O conjunto não é igual à soma das partes

Pedro do Coutto

A frase “o conjunto não é igual à soma das partes é de Einstein” e integra um dos capítulos da Ciência da Função, um de seus últimos livros escritos em torno de 1950, fase final de sua vida. Ele morreu em 55 aos 75 anos de idade. Um dos grandes pensadores da história universal, seu cérebro foi objeto de exames e mais exames. Nada de diferente –concluíram outros cientistas- do cérebro de pessoas comuns. O conjunto não é igual à soma das partes. Uma coisa é a situação estática. Outra  mesmo objeto em movimento.

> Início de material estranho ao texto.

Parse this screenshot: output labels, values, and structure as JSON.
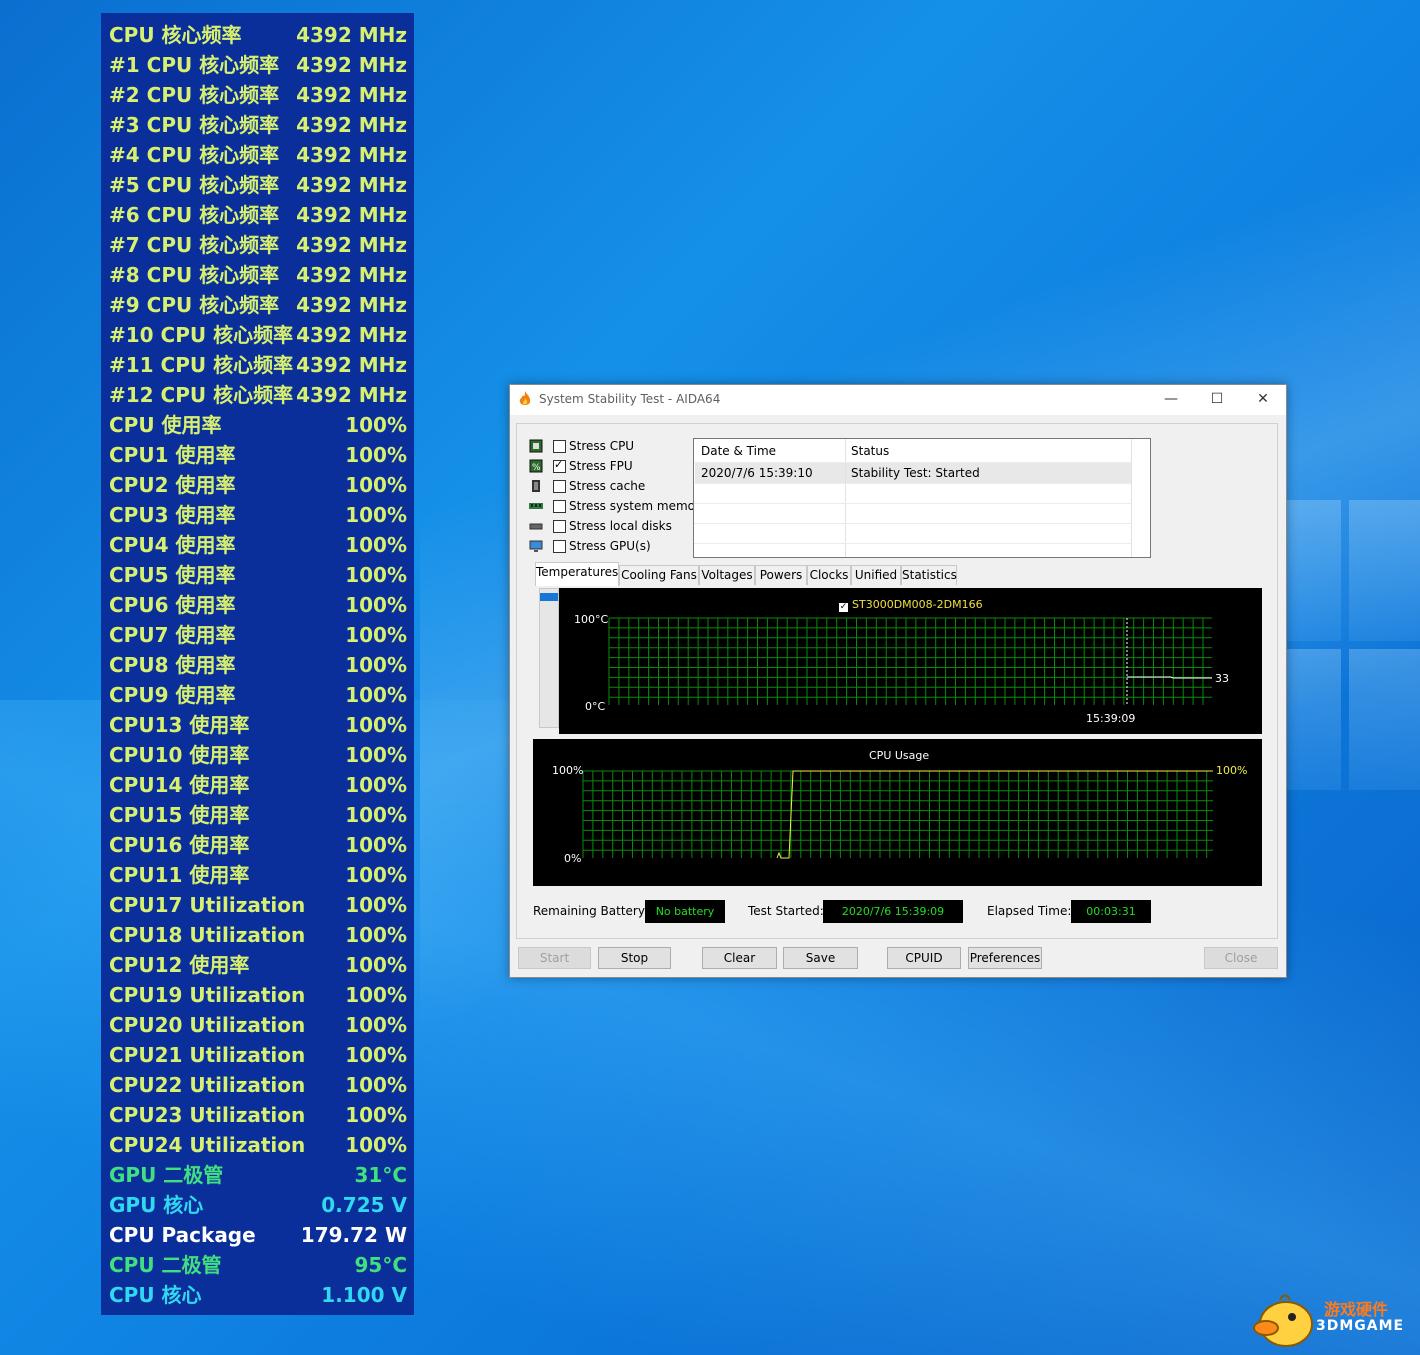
{
  "osd": {
    "rows": [
      {
        "label": "CPU 核心频率",
        "value": "4392 MHz",
        "color": "#d8f070"
      },
      {
        "label": "#1 CPU 核心频率",
        "value": "4392 MHz",
        "color": "#d8f070"
      },
      {
        "label": "#2 CPU 核心频率",
        "value": "4392 MHz",
        "color": "#d8f070"
      },
      {
        "label": "#3 CPU 核心频率",
        "value": "4392 MHz",
        "color": "#d8f070"
      },
      {
        "label": "#4 CPU 核心频率",
        "value": "4392 MHz",
        "color": "#d8f070"
      },
      {
        "label": "#5 CPU 核心频率",
        "value": "4392 MHz",
        "color": "#d8f070"
      },
      {
        "label": "#6 CPU 核心频率",
        "value": "4392 MHz",
        "color": "#d8f070"
      },
      {
        "label": "#7 CPU 核心频率",
        "value": "4392 MHz",
        "color": "#d8f070"
      },
      {
        "label": "#8 CPU 核心频率",
        "value": "4392 MHz",
        "color": "#d8f070"
      },
      {
        "label": "#9 CPU 核心频率",
        "value": "4392 MHz",
        "color": "#d8f070"
      },
      {
        "label": "#10 CPU 核心频率",
        "value": "4392 MHz",
        "color": "#d8f070"
      },
      {
        "label": "#11 CPU 核心频率",
        "value": "4392 MHz",
        "color": "#d8f070"
      },
      {
        "label": "#12 CPU 核心频率",
        "value": "4392 MHz",
        "color": "#d8f070"
      },
      {
        "label": "CPU 使用率",
        "value": "100%",
        "color": "#d8f070"
      },
      {
        "label": "CPU1 使用率",
        "value": "100%",
        "color": "#d8f070"
      },
      {
        "label": "CPU2 使用率",
        "value": "100%",
        "color": "#d8f070"
      },
      {
        "label": "CPU3 使用率",
        "value": "100%",
        "color": "#d8f070"
      },
      {
        "label": "CPU4 使用率",
        "value": "100%",
        "color": "#d8f070"
      },
      {
        "label": "CPU5 使用率",
        "value": "100%",
        "color": "#d8f070"
      },
      {
        "label": "CPU6 使用率",
        "value": "100%",
        "color": "#d8f070"
      },
      {
        "label": "CPU7 使用率",
        "value": "100%",
        "color": "#d8f070"
      },
      {
        "label": "CPU8 使用率",
        "value": "100%",
        "color": "#d8f070"
      },
      {
        "label": "CPU9 使用率",
        "value": "100%",
        "color": "#d8f070"
      },
      {
        "label": "CPU13 使用率",
        "value": "100%",
        "color": "#d8f070"
      },
      {
        "label": "CPU10 使用率",
        "value": "100%",
        "color": "#d8f070"
      },
      {
        "label": "CPU14 使用率",
        "value": "100%",
        "color": "#d8f070"
      },
      {
        "label": "CPU15 使用率",
        "value": "100%",
        "color": "#d8f070"
      },
      {
        "label": "CPU16 使用率",
        "value": "100%",
        "color": "#d8f070"
      },
      {
        "label": "CPU11 使用率",
        "value": "100%",
        "color": "#d8f070"
      },
      {
        "label": "CPU17 Utilization",
        "value": "100%",
        "color": "#d8f070"
      },
      {
        "label": "CPU18 Utilization",
        "value": "100%",
        "color": "#d8f070"
      },
      {
        "label": "CPU12 使用率",
        "value": "100%",
        "color": "#d8f070"
      },
      {
        "label": "CPU19 Utilization",
        "value": "100%",
        "color": "#d8f070"
      },
      {
        "label": "CPU20 Utilization",
        "value": "100%",
        "color": "#d8f070"
      },
      {
        "label": "CPU21 Utilization",
        "value": "100%",
        "color": "#d8f070"
      },
      {
        "label": "CPU22 Utilization",
        "value": "100%",
        "color": "#d8f070"
      },
      {
        "label": "CPU23 Utilization",
        "value": "100%",
        "color": "#d8f070"
      },
      {
        "label": "CPU24 Utilization",
        "value": "100%",
        "color": "#d8f070"
      },
      {
        "label": "GPU 二极管",
        "value": "31°C",
        "color": "#40e080"
      },
      {
        "label": "GPU 核心",
        "value": "0.725 V",
        "color": "#30d8f0"
      },
      {
        "label": "CPU Package",
        "value": "179.72 W",
        "color": "#ffffff"
      },
      {
        "label": "CPU 二极管",
        "value": "95°C",
        "color": "#40e080"
      },
      {
        "label": "CPU 核心",
        "value": "1.100 V",
        "color": "#30d8f0"
      }
    ]
  },
  "window": {
    "title": "System Stability Test - AIDA64",
    "controls": {
      "minimize": "—",
      "maximize": "☐",
      "close": "✕"
    },
    "stress": [
      {
        "label": "Stress CPU",
        "checked": false,
        "icon": "cpu-chip-icon"
      },
      {
        "label": "Stress FPU",
        "checked": true,
        "icon": "fpu-chip-icon"
      },
      {
        "label": "Stress cache",
        "checked": false,
        "icon": "cache-icon"
      },
      {
        "label": "Stress system memory",
        "checked": false,
        "icon": "memory-module-icon"
      },
      {
        "label": "Stress local disks",
        "checked": false,
        "icon": "disk-drive-icon"
      },
      {
        "label": "Stress GPU(s)",
        "checked": false,
        "icon": "monitor-icon"
      }
    ],
    "log": {
      "headers": [
        "Date & Time",
        "Status"
      ],
      "rows": [
        [
          "2020/7/6 15:39:10",
          "Stability Test: Started"
        ]
      ]
    },
    "tabs": [
      "Temperatures",
      "Cooling Fans",
      "Voltages",
      "Powers",
      "Clocks",
      "Unified",
      "Statistics"
    ],
    "temp_graph": {
      "legend": "ST3000DM008-2DM166",
      "y_max_label": "100°C",
      "y_min_label": "0°C",
      "time_label": "15:39:09",
      "current_value": "33",
      "line_color": "#ffffff"
    },
    "cpu_graph": {
      "title": "CPU Usage",
      "y_max_label": "100%",
      "y_min_label": "0%",
      "current_value": "100%",
      "line_color": "#f0f040"
    },
    "status": {
      "battery_label": "Remaining Battery:",
      "battery_value": "No battery",
      "started_label": "Test Started:",
      "started_value": "2020/7/6 15:39:09",
      "elapsed_label": "Elapsed Time:",
      "elapsed_value": "00:03:31"
    },
    "buttons": {
      "start": "Start",
      "stop": "Stop",
      "clear": "Clear",
      "save": "Save",
      "cpuid": "CPUID",
      "preferences": "Preferences",
      "close": "Close"
    }
  },
  "watermark": {
    "cn": "游戏硬件",
    "en": "3DMGAME"
  }
}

Penso que a definição de Einstein ajusta-se perfeitamente também ao futebol e estou me lembrando dela porque li o artigo de Tostão sobre as convocações de Dunga, Folha de São Paulo, edição de 12 de maio. Uma seleção – disse o tricampeão de 70, que a meu ver integra o selecionado brasileiro de todos os tempos – não deve estar pronta antes da hora. As grandes seleções –acrescentou – são as que se tornam grandes durante a competição. Surpreendem e encantam.
O encantamento – digo eu – não faz parte do calendário do treinador que, a seu favor, possui na bagagem a conquista da Copa América e da Copa das Confederações. A mim parece que ele arma o time à sua imagem e semelhança. Daí a exigência da aplicação total, de amor à camisa, de desenhos táticos e estratégicos prévios. Tudo bem, ele tem resultados em seu crédito. Possui também o título de tetracampeão do mundo, no escrete de 94, de Parreira e Zagalo. Um futebol mais defensivo que criativo, à base da ocupação de espaços. Daí a convocação de Kleberson, peça-chave do esquadrão na vitória de 2002. Alguém que ataca e participa ativa e empenhadamente das ações defensivas. Não se sabe, entretanto, se Kleberson 2010 ainda é o Kleberson da Copa do Japão. Fomos campeões vencendo a Alemanha na final, por dois a zero, dois gols de Ronaldo Fenômeno. Mas esta é outra questão.

Os esquemas rígidos em futebol não funcionam dentro das regras de projetos originais. O imponderável entra em campo. Ele não torce nem é justo. Apenas acontece, disse Tostão. O imprevisto, acentuo eu, é o essencial. Porque o futebol é uma janela aberta sobre o infinito. Os espaços e as situações são objeto de disputa a todo momento. Além do mais, trata-se do único esporte em que a tática pode neutralizar a técnica e até a arte, como aconteceu em 1950, na final entre Brasil e Uruguai. Primeiro quatro-três-três da história, o meio campo uruguaio, sob o comando de Obdúlio Varela, herói da partida, voltava para defender. O nosso não.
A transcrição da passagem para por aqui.